Mahkemeler, özel ve teknik bilgi gerektiren hallerde, bilirkişi görüşüne başvurabilirler. Genel bilgi ve tecrübeyle ya da hakimlik mesleğinin gerektirdiği hukuki bilgiyle çözümlenmesi mümkün olan konularda bilirkişiye başvurulamaz. Sır saklama yükümlülüğü vardır ve yemin ile bağlıdır. Kasten veya ağır ihmal ile yanlış rapor veren bilirkişinin zarar verdiği dava tarafı, devlete tazminat davası açabilir ve sonra bilirkişi, bu zarardan şahsen sorumlu olur.

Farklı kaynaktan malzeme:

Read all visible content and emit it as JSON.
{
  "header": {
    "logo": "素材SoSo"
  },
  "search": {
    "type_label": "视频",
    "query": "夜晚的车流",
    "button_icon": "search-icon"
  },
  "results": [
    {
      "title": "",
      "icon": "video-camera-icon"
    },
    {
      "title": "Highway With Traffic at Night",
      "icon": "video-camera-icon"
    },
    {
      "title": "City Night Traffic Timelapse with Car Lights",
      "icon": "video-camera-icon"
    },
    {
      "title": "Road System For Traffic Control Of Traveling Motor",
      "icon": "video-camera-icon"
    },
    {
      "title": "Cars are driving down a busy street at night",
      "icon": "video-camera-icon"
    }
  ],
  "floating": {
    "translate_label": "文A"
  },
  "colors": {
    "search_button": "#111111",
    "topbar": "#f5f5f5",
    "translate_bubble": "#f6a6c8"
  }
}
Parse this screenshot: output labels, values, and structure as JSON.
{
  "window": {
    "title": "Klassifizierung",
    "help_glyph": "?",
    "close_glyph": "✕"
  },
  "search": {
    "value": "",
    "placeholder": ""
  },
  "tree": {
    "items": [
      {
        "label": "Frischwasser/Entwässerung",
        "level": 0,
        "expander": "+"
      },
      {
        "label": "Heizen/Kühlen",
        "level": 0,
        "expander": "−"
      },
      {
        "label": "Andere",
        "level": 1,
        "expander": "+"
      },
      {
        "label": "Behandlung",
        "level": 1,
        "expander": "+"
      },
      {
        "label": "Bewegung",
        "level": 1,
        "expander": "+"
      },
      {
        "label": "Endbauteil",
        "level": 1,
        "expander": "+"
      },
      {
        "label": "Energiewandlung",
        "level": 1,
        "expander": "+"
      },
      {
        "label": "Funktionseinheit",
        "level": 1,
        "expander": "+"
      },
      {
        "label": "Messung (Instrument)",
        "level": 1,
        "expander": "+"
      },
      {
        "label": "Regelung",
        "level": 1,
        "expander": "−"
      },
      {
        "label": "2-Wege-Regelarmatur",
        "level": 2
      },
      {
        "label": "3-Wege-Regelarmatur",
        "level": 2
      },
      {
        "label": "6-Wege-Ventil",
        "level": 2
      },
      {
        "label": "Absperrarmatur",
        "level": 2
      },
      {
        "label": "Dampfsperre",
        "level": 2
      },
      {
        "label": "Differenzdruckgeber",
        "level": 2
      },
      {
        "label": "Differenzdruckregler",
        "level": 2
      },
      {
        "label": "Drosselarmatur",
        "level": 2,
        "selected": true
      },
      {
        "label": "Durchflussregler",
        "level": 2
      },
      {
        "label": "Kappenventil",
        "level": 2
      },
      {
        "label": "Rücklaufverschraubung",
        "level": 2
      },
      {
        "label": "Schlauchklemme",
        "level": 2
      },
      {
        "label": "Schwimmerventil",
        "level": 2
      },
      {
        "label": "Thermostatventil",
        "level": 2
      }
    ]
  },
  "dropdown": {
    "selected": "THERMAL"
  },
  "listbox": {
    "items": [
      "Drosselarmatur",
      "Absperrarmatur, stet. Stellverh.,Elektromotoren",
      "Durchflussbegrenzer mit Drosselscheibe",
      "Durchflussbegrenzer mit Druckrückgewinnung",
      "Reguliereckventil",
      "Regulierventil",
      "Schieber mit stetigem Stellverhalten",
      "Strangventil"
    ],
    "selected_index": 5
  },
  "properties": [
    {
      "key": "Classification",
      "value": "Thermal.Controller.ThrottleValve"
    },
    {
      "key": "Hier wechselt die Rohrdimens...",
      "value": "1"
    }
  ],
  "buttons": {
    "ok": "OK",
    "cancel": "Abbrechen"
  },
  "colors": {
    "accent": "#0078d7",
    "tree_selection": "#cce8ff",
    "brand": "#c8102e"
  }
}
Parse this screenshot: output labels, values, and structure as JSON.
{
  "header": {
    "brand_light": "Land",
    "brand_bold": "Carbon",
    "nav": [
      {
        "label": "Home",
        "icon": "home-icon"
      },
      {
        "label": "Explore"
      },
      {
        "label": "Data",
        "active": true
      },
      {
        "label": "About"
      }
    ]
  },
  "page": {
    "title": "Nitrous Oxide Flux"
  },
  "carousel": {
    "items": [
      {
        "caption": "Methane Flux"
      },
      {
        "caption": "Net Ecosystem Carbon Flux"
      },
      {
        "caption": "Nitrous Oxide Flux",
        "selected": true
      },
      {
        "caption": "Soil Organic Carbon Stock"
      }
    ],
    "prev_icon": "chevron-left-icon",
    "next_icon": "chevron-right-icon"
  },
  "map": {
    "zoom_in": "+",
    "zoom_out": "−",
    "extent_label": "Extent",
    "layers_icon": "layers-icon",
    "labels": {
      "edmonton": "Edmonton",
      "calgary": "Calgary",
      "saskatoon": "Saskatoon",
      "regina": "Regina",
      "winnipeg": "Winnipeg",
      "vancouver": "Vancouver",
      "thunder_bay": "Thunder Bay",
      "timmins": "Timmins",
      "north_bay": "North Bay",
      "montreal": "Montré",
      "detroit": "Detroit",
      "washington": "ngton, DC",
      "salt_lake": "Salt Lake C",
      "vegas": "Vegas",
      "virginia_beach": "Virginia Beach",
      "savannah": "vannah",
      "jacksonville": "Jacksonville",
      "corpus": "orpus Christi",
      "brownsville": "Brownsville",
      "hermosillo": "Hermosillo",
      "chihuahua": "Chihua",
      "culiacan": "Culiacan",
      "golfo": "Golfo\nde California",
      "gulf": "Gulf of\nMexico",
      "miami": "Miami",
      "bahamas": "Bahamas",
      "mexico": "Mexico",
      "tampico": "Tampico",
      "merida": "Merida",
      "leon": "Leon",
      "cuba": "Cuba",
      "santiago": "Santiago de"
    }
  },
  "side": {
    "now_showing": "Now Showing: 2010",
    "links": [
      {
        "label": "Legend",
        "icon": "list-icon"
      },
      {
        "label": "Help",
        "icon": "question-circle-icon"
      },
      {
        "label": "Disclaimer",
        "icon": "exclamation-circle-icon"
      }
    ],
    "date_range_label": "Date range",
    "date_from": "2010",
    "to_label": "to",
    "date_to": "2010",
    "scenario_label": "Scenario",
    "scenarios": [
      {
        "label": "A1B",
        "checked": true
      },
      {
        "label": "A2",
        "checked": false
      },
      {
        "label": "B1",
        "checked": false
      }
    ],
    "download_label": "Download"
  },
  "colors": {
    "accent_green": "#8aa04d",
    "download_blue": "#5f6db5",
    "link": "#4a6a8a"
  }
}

Bir ticari dava sonucu verilen Yargıtay Hukuk Genel Kurulu kararından örnek alalım. Olayda, hakim ortaklarının aynı olduğu iki şirketin bulunduğu, ve evli olan bu ortaklardan birinin AŞ’de diğerinin limited şirkette yetkili olduğu, iki şirketin aynı faaliyet alanında yer aldığı, ve birbirlerine kefalet verdikleri gözlemleniyor. Tüzel kişilik perdesinin aralanması, bir şirketin borcundan diğer şirketin sorumlu olması gerektiği iddiasının tartışıldığı bu ticari davada; iki bilirkişi raporu var. Çıkardıkları “sonuç” farklı; ancak vardıkları “maddi olgu ve teknik incelemeler” aynı. İki rapor da, şirketler arasında güçlü bağların bulunduğunu söylüyor. Hukuki nitelendirme yapıyorlar, ve hakim bu nitelendirmeye göre, “tüzel kişilik perdesi kaldırılamaz” sonucuna varan bilirkişi raporunu baz alarak karar veriyor. Yargıtay son aşamada diyor ki, yapamazsın. Haklı olarak. Bilirkişi, çözümü uzmanlığı, özel veya teknik bilgiyi gerektiren hususlar dışında; açıklama yapamaz. Hukuki nitelendirme ve değerlendirmede bulunamaz. Örneğin, tüzel kişilik perdesinin kaldırılmasının gerekip gerekmediği, dürüstlük kuralına aykırılık olup olmadığı, kötüniyet olgusu; hukuki nitelendirmelerdir ve bunlar, ancak hakim tarafından değerlendirilebilir. Bilirkişi, yalnızca teknik hususlarda inceleme yapabilir ve maddi vakıaları açıklayabilir. “A şirketi bu borçtan sorumludur” diyemez, ancak “A şirketi B şirketine yirmi ton malı göndermemiştir” diyebilir. Yirmi ton malın gönderilmesinin hukuken gerekip gerekmediğinin değerlendirmesini sadece hakim yapabilir. Aksi halde o mahkeme kararı, bozulma riski altındadır. Yargıtay, bilirkişinin hukuki incelemesine dayanan mahkemenin kararını kesin şekilde kaldırmış, ve bilirkişinin belirttiğinin aksine karar vererek, hukuki yorumda bulunarak, tüzel kişilik perdesini aralayıp şirketi borçtan sorumlu tutmuştur.